Une coutume du système politique suisse est aujourd'hui sérieusement remise en question: les juges fédéraux reversent un pourcentage de leur salaire au parti politique dont ils sont membres ou proches. Or, cette rétrocession dérange vivement le Groupe d’Etats contre la corruption du Conseil de l'Europe (GRECO). Les critiques de cette instance suscitent actuellement un vif débat au sein même de la profession, mais laisse la plupart des partis indifférents.

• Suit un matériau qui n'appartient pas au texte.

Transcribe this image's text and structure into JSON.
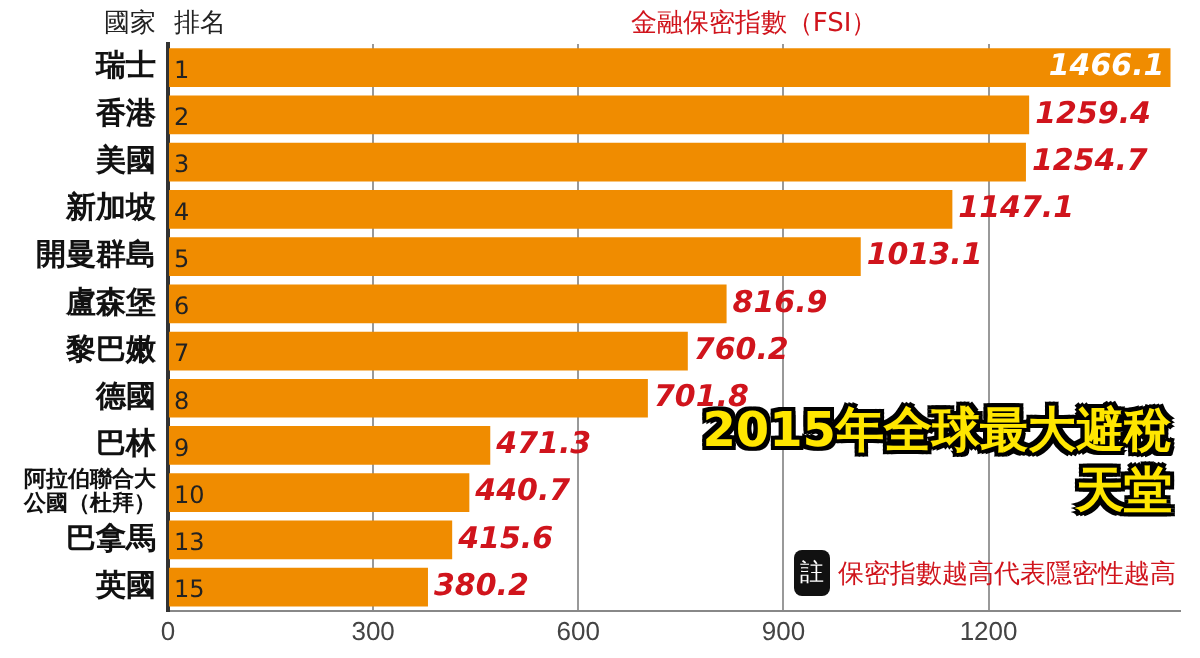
{
  "chart_data": {
    "type": "bar",
    "orientation": "horizontal",
    "title": "2015年全球最大避稅天堂",
    "xlabel": "金融保密指數（FSI）",
    "ylabel": "國家",
    "categories": [
      "瑞士",
      "香港",
      "美國",
      "新加坡",
      "開曼群島",
      "盧森堡",
      "黎巴嫩",
      "德國",
      "巴林",
      "阿拉伯聯合大公國（杜拜）",
      "巴拿馬",
      "英國"
    ],
    "values": [
      1466.1,
      1259.4,
      1254.7,
      1147.1,
      1013.1,
      816.9,
      760.2,
      701.8,
      471.3,
      440.7,
      415.6,
      380.2
    ],
    "color": "#f08c00",
    "data_labels": true,
    "xlim": [
      0,
      1480
    ],
    "xticks": [
      0,
      300,
      600,
      900,
      1200
    ],
    "grid": "x",
    "annotations": [
      "排名",
      "註",
      "保密指數越高代表隱密性越高",
      {
        "text": "1",
        "y": "瑞士"
      },
      {
        "text": "2",
        "y": "香港"
      },
      {
        "text": "3",
        "y": "美國"
      },
      {
        "text": "4",
        "y": "新加坡"
      },
      {
        "text": "5",
        "y": "開曼群島"
      },
      {
        "text": "6",
        "y": "盧森堡"
      },
      {
        "text": "7",
        "y": "黎巴嫩"
      },
      {
        "text": "8",
        "y": "德國"
      },
      {
        "text": "9",
        "y": "巴林"
      },
      {
        "text": "10",
        "y": "阿拉伯聯合大公國（杜拜）"
      },
      {
        "text": "13",
        "y": "巴拿馬"
      },
      {
        "text": "15",
        "y": "英國"
      }
    ]
  }
}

Cette rétrocession représente en effet une manne financière considérable pour les partis politiques. Seuls Les Verts et le Parti socialiste ont accepté d'ouvrir leurs comptes à la RTS: en 2016, les 12 juges membres ou sympathisants des Verts ont versé au parti quelques 124'000 francs en tout. Au PS, ce sont environ 200'000 francs reçus de 38 magistrats fédéraux.
Condition pour être élu
Le PDC de son côté reçoit un montant qui varie entre 2000 et 6000 francs par juge. L'UDC, elle, perçoit 2% du salaire de ses 38 magistrats. Ces deux partis ont en revanche refusé de révéler la somme totale encaissée. De son côté, le PLR ne livre aucun chiffre.

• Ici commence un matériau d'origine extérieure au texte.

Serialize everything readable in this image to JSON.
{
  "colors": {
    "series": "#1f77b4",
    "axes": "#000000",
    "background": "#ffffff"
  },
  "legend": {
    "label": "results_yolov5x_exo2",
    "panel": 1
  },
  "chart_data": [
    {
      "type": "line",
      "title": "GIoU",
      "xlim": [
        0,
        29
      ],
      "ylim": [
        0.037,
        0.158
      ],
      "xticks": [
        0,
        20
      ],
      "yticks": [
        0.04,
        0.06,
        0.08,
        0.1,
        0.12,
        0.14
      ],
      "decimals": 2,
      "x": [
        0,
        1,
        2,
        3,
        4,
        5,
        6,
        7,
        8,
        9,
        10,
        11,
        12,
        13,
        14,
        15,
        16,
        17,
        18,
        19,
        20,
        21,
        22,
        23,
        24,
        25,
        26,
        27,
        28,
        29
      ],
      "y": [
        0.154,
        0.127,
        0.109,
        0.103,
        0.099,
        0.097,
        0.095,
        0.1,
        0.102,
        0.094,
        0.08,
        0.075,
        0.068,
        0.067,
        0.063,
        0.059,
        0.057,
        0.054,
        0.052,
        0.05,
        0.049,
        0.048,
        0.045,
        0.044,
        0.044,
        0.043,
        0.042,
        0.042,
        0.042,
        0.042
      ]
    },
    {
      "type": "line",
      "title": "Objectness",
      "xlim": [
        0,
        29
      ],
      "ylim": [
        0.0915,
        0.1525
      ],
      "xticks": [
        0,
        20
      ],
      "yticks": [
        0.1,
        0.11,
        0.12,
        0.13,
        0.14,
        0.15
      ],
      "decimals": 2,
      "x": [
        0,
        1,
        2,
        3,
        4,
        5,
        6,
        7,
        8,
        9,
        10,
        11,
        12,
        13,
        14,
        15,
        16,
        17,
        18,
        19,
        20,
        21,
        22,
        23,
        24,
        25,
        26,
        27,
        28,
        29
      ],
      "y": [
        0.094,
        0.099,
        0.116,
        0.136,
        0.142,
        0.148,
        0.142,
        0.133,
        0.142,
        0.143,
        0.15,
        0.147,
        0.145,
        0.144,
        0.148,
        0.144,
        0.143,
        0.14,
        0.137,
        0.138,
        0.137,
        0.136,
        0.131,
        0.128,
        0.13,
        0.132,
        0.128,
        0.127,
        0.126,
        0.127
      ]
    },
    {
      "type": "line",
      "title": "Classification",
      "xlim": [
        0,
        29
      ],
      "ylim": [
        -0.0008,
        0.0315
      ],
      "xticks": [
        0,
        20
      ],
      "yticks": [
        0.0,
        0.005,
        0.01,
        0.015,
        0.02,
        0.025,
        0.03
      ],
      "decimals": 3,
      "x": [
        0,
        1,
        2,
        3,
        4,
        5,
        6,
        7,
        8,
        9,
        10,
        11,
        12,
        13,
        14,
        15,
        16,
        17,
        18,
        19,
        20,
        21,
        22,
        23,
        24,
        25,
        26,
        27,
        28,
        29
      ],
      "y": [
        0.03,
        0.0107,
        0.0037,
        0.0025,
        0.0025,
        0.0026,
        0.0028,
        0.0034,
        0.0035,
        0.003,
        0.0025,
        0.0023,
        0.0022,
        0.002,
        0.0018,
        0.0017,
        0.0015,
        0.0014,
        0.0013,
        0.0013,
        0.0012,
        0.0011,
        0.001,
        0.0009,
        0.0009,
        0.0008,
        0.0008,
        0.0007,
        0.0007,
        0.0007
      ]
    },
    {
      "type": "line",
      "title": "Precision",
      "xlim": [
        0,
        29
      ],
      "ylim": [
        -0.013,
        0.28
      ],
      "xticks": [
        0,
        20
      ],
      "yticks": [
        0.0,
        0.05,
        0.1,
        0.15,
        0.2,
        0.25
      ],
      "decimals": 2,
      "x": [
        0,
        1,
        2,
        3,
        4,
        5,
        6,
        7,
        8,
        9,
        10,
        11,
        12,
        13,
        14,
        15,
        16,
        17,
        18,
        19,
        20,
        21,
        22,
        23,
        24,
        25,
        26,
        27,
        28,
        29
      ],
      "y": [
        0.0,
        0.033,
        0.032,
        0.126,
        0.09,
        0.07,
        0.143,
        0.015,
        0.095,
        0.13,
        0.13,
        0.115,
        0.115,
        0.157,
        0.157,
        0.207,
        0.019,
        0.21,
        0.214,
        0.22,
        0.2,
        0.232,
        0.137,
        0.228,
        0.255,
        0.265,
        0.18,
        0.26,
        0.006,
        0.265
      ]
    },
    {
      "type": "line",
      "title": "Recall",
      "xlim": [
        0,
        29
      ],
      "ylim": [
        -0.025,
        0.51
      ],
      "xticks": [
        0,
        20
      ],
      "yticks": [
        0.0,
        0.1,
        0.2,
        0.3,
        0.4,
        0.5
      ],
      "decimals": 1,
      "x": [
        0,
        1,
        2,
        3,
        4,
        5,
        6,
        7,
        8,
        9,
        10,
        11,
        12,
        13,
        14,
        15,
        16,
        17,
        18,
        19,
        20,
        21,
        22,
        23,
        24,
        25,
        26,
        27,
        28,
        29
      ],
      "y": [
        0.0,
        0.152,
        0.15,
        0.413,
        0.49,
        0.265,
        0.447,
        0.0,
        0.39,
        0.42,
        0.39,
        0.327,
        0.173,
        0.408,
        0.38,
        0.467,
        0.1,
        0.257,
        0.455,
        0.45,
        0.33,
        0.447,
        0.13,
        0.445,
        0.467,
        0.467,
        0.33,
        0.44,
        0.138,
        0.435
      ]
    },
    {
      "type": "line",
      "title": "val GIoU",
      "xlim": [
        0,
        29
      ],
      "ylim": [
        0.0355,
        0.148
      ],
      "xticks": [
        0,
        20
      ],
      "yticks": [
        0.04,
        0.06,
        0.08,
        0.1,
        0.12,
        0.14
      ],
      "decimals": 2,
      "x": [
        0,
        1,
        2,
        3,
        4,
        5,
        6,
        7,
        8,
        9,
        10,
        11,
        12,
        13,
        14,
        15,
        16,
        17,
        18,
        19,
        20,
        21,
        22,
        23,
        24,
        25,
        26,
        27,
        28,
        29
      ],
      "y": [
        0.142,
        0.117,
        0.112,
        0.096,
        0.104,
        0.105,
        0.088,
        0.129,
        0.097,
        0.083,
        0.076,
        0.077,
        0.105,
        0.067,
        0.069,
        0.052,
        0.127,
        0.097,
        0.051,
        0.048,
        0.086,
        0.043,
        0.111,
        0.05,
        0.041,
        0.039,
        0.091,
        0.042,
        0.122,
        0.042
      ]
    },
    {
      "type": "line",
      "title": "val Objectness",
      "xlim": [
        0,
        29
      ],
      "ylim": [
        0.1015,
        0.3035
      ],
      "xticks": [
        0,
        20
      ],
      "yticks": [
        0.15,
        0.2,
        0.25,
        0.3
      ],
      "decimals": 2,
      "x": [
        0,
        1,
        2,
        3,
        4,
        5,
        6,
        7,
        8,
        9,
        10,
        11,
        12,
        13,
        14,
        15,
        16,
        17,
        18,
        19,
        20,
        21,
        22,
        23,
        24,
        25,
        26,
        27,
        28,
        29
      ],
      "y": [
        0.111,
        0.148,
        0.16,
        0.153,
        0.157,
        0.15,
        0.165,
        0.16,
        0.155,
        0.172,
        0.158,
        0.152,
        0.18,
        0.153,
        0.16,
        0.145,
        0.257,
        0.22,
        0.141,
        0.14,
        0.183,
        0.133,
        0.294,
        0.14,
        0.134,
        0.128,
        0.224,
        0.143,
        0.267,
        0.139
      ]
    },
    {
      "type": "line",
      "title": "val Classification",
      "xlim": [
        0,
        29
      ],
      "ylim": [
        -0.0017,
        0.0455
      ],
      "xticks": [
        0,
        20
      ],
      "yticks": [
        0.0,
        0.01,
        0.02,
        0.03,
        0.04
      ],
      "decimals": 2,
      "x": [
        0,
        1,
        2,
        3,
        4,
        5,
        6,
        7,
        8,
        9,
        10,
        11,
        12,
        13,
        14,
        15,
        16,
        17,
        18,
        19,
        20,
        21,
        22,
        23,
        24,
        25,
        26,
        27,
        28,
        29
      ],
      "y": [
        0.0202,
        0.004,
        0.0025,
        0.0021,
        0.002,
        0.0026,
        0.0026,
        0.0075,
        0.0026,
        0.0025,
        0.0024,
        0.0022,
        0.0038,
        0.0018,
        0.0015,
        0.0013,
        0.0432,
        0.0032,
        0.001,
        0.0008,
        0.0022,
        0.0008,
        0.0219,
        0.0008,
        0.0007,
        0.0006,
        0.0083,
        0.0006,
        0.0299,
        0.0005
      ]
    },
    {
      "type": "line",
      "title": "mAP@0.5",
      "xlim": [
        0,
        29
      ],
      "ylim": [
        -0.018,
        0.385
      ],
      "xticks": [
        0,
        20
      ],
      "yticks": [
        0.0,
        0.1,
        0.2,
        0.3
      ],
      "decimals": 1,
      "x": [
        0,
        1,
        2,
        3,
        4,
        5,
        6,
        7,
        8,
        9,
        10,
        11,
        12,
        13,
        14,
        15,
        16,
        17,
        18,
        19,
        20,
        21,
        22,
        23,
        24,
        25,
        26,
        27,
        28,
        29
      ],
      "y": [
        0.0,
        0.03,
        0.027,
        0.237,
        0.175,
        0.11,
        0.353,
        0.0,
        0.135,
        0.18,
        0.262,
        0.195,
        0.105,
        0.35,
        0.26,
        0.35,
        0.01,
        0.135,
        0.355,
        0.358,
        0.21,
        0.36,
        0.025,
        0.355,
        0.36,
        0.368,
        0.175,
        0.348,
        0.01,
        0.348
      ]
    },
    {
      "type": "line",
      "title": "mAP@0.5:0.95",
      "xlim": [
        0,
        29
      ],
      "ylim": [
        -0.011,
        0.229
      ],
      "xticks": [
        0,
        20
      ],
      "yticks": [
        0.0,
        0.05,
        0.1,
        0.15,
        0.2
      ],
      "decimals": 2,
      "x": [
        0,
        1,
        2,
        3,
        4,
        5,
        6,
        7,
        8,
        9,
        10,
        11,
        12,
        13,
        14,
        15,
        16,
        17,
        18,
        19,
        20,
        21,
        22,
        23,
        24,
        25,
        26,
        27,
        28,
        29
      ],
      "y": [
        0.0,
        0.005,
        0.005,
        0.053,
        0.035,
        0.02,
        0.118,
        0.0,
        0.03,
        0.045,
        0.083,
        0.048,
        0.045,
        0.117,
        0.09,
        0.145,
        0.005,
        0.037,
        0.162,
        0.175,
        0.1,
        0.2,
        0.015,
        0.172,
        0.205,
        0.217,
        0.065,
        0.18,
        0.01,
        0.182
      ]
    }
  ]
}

Le Parlement, qui élit les juges fédéraux, veut garantir un certain équilibre politique au sein des juridictions. Pour être élu, un juge fédéral doit ainsi appartenir à un parti. Une fois élu ou au plus tard six ans plus tard pour sa réélection, ce magistrat reste en quelques sorte redevable à sa formation politique et lui paiera donc, année après année, cette rétrocession. Ce sont ces liens persistants entre les juges et leur parti qui font l'objet des critiques du GRECO.
Les juges partagés
Ces critiques font des vagues également au sein de la profession. Même si le sujet reste tabou, certains juges estiment ne rien avoir à se reprocher et versent, en toute probité, cette rétrocession.

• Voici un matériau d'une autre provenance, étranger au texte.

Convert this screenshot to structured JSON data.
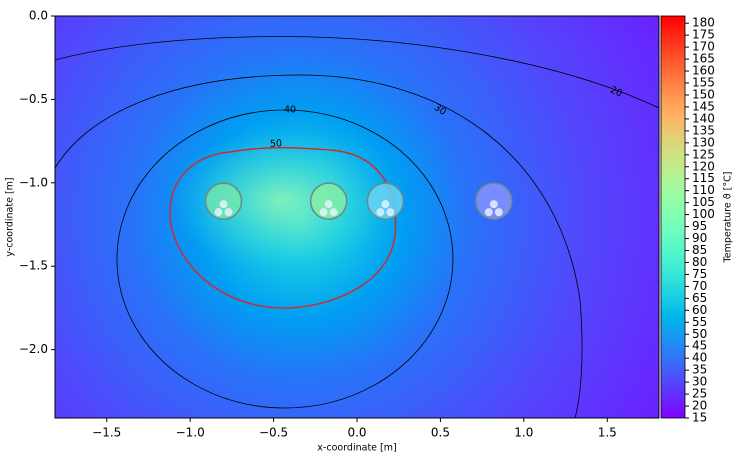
{
  "chart_data": {
    "type": "heatmap",
    "xlabel": "x-coordinate [m]",
    "ylabel": "y-coordinate [m]",
    "colorbar_label": "Temperature ϑ [°C]",
    "colormap": "rainbow",
    "xlim": [
      -1.81,
      1.81
    ],
    "ylim": [
      -2.41,
      0
    ],
    "xticks": [
      {
        "value": -1.5,
        "label": "−1.5"
      },
      {
        "value": -1,
        "label": "−1.0"
      },
      {
        "value": -0.5,
        "label": "−0.5"
      },
      {
        "value": 0,
        "label": "0.0"
      },
      {
        "value": 0.5,
        "label": "0.5"
      },
      {
        "value": 1,
        "label": "1.0"
      },
      {
        "value": 1.5,
        "label": "1.5"
      }
    ],
    "yticks": [
      {
        "value": 0,
        "label": "0.0"
      },
      {
        "value": -0.5,
        "label": "−0.5"
      },
      {
        "value": -1,
        "label": "−1.0"
      },
      {
        "value": -1.5,
        "label": "−1.5"
      },
      {
        "value": -2,
        "label": "−2.0"
      }
    ],
    "clim": [
      15,
      183
    ],
    "cticks": [
      15,
      20,
      25,
      30,
      35,
      40,
      45,
      50,
      55,
      60,
      65,
      70,
      75,
      80,
      85,
      90,
      95,
      100,
      105,
      110,
      115,
      120,
      125,
      130,
      135,
      140,
      145,
      150,
      155,
      160,
      165,
      170,
      175,
      180
    ],
    "contours": [
      {
        "level": 20,
        "color": "#000000"
      },
      {
        "level": 30,
        "color": "#000000"
      },
      {
        "level": 40,
        "color": "#000000"
      },
      {
        "level": 50,
        "color": "#d62728"
      }
    ],
    "cables": {
      "x": [
        -0.8,
        -0.17,
        0.17,
        0.82
      ],
      "y": [
        -1.11,
        -1.11,
        -1.11,
        -1.11
      ]
    }
  }
}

D'autres, en revanche, avouent un malaise devant l'influence que peut exercer le parti dans leur carrière. Ces juges voudraient faire évoluer la situation, une volonté partagée par l'Association suisse des magistrats.
Selon les informations de la RTS, seuls les Verts sont toutefois prêts à évoquer une réforme au Parlement. Tous les autres partis militent pour le statu quo.